SilverFin opens with a prologue in which a boy trying to catch a famous fish of the same name at Loch SilverFin is sucked under water, seemingly to his death by a mysterious force.
The main story starts at the first of three parts, “Eton,” with a 13 year old James Bond attending the school, where he befriends a variety of students, from Pritpal, an Indian boy and son of a maharajah, to Tommy Chong, a boy from Hong Kong with an extensive vocabulary of swear words. Bond also makes an enemy, George Hellebore, son of the American arms dealer Lord Randolph Hellebore, a major financial contributor to Eton and head of the Hellebore Cup, a triathlon of shooting, swimming, and running. After Bond bests him at cheating in the footrace, George Hellebore comes in second overall in the Hellebore Cup, much to the anger and disgust of his father.
What Happened (Spoiler Alert)
Bond travels to visit his aunt Charmian and uncle Max in Pett Bottom, Scotland in the story’s second part, “Scotland.” During the train ride, Bond remembers the day two years previously when his aunt told him his mother and father had been killed in a climbing accident in Aiguilles Rouges, France. He also meets an older boy, Red Kelley, who is on his way to help his family investigate the disappearance of his cousin Alfie, who disappeared while fishing on Loch SilverFin. Bond later discovers that Loch SilverFin is owned by Lord Randolph Hellebore himself.
The third and final part of SilverFin, “The Castle,” finds Bond and Kelley investigating Loch SilverFin and Hellebore’s castle. However, Bond must go forward by himself when Kelley falls out of a tree and breaks his leg. After a harrowing leap from a tree into one of Hellebore’s castle windows, Bond begins to look for clues to Alfie’s disappearance. He is soon captured and Hellebore reveals to him his secret plan: To create a force of super soldiers that possess the strength, endurance, and obedience of eels using the SilverFin serum. Alfie was just another casualty of Hellebore’s experiments. After being captured and administered the SilverFin serum, Alfie’s heart failed. Bond himself is given the serum and thrown into a holding cell. After loosening a floor grate, he escapes through the underground waterways of Hellebore’s castle and runs into Red Kelley on dry land.
They steal one of the lorries used by Hellebore’s staff and drive through the front gate of Hellebore’s property to freedom. While driving his car, Bond almost runs over Wilder Lawless, a local girl, who was out riding her horse, Martini. Bond decides to return to Hellebore’s castle to destroy the SilverFin serum and Hellebore’s research, but this time is joined by George Hellebore, who wants to stop his father’s lunatic quest.

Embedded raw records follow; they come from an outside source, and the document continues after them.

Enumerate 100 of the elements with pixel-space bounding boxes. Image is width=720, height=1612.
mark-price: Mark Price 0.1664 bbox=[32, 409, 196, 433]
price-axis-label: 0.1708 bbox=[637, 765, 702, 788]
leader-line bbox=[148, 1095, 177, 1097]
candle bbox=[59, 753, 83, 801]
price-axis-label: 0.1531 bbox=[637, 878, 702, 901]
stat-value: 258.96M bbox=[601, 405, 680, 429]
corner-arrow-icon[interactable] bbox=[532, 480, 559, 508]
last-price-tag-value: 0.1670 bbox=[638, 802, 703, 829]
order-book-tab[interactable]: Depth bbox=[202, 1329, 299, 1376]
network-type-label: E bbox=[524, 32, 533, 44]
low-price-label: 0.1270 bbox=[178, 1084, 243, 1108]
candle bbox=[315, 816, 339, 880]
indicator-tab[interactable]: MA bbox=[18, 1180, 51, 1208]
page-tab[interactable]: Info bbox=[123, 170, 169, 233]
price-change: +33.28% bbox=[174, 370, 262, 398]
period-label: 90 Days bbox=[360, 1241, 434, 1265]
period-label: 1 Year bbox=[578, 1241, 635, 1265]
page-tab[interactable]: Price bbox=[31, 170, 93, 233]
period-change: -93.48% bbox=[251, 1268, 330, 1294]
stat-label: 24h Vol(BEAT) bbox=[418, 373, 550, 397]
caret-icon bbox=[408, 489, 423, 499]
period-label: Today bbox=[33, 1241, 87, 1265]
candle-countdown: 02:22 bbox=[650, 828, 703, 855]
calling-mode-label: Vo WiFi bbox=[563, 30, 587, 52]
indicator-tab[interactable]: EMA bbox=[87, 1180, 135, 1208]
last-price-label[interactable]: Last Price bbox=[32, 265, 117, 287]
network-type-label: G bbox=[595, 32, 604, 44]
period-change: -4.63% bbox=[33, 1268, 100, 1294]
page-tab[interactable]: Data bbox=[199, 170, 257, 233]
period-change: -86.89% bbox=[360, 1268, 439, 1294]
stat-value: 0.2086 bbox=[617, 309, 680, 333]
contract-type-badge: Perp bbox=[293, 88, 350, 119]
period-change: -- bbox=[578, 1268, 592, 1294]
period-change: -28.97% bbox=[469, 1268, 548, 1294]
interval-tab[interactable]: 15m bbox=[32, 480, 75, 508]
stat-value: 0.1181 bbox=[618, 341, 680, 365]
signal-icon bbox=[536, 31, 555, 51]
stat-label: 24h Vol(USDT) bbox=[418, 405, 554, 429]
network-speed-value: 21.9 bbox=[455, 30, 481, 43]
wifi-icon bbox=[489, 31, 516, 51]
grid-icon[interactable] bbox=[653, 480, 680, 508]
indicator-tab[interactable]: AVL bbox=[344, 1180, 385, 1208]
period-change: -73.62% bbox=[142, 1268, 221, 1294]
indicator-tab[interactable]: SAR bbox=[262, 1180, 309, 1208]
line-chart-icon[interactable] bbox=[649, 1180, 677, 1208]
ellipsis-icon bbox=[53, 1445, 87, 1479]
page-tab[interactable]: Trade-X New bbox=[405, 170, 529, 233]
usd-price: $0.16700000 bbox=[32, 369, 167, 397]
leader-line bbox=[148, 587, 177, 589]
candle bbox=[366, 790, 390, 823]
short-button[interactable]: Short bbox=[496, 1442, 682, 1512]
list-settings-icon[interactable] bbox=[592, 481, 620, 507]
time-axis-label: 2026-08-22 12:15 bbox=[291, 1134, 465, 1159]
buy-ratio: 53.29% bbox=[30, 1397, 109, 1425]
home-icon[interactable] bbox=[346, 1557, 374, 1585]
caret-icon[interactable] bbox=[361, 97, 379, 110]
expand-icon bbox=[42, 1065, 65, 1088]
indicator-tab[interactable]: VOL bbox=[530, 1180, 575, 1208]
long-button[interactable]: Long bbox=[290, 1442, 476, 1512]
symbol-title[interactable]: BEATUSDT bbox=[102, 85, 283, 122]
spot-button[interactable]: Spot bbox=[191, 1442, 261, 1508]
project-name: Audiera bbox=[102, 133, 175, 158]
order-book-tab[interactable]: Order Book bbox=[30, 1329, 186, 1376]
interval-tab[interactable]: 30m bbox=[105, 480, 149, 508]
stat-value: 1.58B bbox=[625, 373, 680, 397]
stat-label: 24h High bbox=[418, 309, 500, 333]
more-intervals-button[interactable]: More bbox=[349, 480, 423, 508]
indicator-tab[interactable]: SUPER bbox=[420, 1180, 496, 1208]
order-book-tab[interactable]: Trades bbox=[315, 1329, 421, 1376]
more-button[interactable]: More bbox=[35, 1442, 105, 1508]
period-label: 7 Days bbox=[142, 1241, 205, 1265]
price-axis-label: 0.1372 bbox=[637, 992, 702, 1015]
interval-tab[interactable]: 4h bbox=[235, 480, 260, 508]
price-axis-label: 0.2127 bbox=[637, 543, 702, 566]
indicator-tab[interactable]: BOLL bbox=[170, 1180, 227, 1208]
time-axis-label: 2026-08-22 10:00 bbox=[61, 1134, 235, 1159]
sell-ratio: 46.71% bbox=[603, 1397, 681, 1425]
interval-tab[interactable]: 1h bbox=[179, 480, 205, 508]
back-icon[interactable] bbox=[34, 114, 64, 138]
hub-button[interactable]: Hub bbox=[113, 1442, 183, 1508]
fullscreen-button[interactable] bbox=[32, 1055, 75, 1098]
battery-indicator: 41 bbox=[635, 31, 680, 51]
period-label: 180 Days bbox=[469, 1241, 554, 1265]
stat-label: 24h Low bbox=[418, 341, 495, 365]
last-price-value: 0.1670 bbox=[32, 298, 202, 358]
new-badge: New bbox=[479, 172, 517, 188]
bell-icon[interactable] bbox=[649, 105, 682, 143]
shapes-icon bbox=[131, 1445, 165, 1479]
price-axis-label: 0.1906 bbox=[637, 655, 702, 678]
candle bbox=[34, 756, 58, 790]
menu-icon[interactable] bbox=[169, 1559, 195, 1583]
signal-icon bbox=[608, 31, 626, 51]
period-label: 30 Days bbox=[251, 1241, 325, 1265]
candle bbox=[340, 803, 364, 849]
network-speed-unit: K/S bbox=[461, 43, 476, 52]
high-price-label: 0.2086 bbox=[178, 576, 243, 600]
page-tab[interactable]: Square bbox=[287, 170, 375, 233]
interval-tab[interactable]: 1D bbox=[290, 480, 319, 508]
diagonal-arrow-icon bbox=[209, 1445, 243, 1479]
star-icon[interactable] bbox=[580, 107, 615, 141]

They succeed in their mission, torching all of the records and destroying all of the vials and test tubes in the labs only to be confronted by Randolph Hellebore at the end of a shotgun.
Bond and George Hellebore are saved by George’s uncle Algar, who was Randolph’s business partner before he subjected himself to an early trial of the drug and mutated into a grunting, deformed hulk. Algar and Randolph end up killing each other in the waters surrounding the castle. Soon after, Bond is hit hard with a lung infection and extreme exhaustion for ten days, during which his uncle Max succumbs to cancer and George Hellebore goes to America to live with his mother. Bond eventually returns to Eton where he is feared by his former bullies because of the hardened, danger-honed look in his eyes.